We let the silence sit. It was an unhappy silence.


“In any case, the Okupe story is a good lesson.” He said.


“How do you mean?” I asked.


“A lot of the time, Nigerian lawmakers don’t seem to understand the power they have. They believe themselves immune. They have no imagination. They only really get it when they’re affected personally. Bolu’s dad’s boss signed the anti-gay bill into law. Many people were affected by it including me. People extorted me, harassed me, abused me, and I could not report them to anyone. They could have killed me and my killers would have walked free. I was completely unprotected. I don’t care that Christianity frowns upon the way I choose to live my life. I really don’t. But it doesn’t mean that people should beat me up and threaten to kill me because I’m gay, and that should I have to keep silent because I don’t want to end up in prison for 14 years. It’s poetic justice.” He said.

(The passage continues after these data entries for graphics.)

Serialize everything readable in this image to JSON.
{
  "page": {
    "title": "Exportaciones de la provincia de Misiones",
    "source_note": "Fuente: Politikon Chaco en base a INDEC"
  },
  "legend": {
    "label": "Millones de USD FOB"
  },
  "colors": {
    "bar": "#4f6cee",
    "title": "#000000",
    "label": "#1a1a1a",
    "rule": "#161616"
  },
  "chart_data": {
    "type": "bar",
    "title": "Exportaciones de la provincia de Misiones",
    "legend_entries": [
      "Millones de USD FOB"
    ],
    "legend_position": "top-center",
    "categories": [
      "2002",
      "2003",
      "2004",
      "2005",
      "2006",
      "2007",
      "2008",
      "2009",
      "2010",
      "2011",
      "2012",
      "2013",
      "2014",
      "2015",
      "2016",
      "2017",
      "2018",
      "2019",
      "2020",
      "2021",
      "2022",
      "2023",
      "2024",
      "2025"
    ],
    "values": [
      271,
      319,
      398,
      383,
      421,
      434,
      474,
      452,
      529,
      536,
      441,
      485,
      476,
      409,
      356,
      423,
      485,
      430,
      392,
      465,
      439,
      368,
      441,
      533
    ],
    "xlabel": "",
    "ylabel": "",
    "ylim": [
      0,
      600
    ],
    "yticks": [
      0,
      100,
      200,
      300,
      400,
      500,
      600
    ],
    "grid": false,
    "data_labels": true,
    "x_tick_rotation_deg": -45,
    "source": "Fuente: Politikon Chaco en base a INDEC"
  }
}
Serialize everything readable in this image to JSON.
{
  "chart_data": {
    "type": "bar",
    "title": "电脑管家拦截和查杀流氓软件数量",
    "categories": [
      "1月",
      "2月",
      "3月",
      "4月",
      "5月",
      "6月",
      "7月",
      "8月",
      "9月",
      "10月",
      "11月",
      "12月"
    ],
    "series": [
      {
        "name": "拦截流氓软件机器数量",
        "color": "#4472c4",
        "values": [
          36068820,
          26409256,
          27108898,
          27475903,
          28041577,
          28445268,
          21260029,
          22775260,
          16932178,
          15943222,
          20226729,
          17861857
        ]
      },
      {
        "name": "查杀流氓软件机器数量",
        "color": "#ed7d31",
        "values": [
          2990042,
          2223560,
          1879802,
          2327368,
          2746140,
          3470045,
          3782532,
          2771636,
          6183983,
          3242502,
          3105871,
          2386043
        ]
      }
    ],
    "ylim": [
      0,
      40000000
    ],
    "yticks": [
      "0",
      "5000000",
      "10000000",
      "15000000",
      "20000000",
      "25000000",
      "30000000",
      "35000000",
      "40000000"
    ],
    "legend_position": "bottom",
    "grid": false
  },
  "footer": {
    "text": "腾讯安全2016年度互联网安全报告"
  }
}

“I’m sorry. I didn’t know that happened.” I said.


“Thank you. It is a small joy that the man wittingly or unwittingly condemned his son to the same fate. When he dies do you think the boy will be able to come back for his father’s funeral? With his face plastered on every newspaper and every gossip magazine do you think he’ll be safe in Nigeria? He won’t be.” Jojoba said.


“I don’t think it’s anything to be happy about. It is good that the boy lives in France. I wish him and his father all the happiness in the world.” I said.


“Isn’t the man due in court soon?” Jojoba asked.


“Yes. On the 8th and 9th of February.” I said.


“That’s very good. Can you imagine? He’s in court for what is essentially theft and he thinks he has the Christian clout to talk anything? Where do these people get off?” He asked.


“I don’t know. I really don’t know.” I said.


The conversation died shortly after that. I was exhausted and I think Jojoba was too. It isn’t very easy to talk about other people’s lives, especially when there’s much opportunity for disaster. It is much better to focus on other things, happier things, like the put your head on my shoulder challenge on social media. Naked or semi naked Nigerians winding their waists and dancing to what I think is a very very good song. How lovely.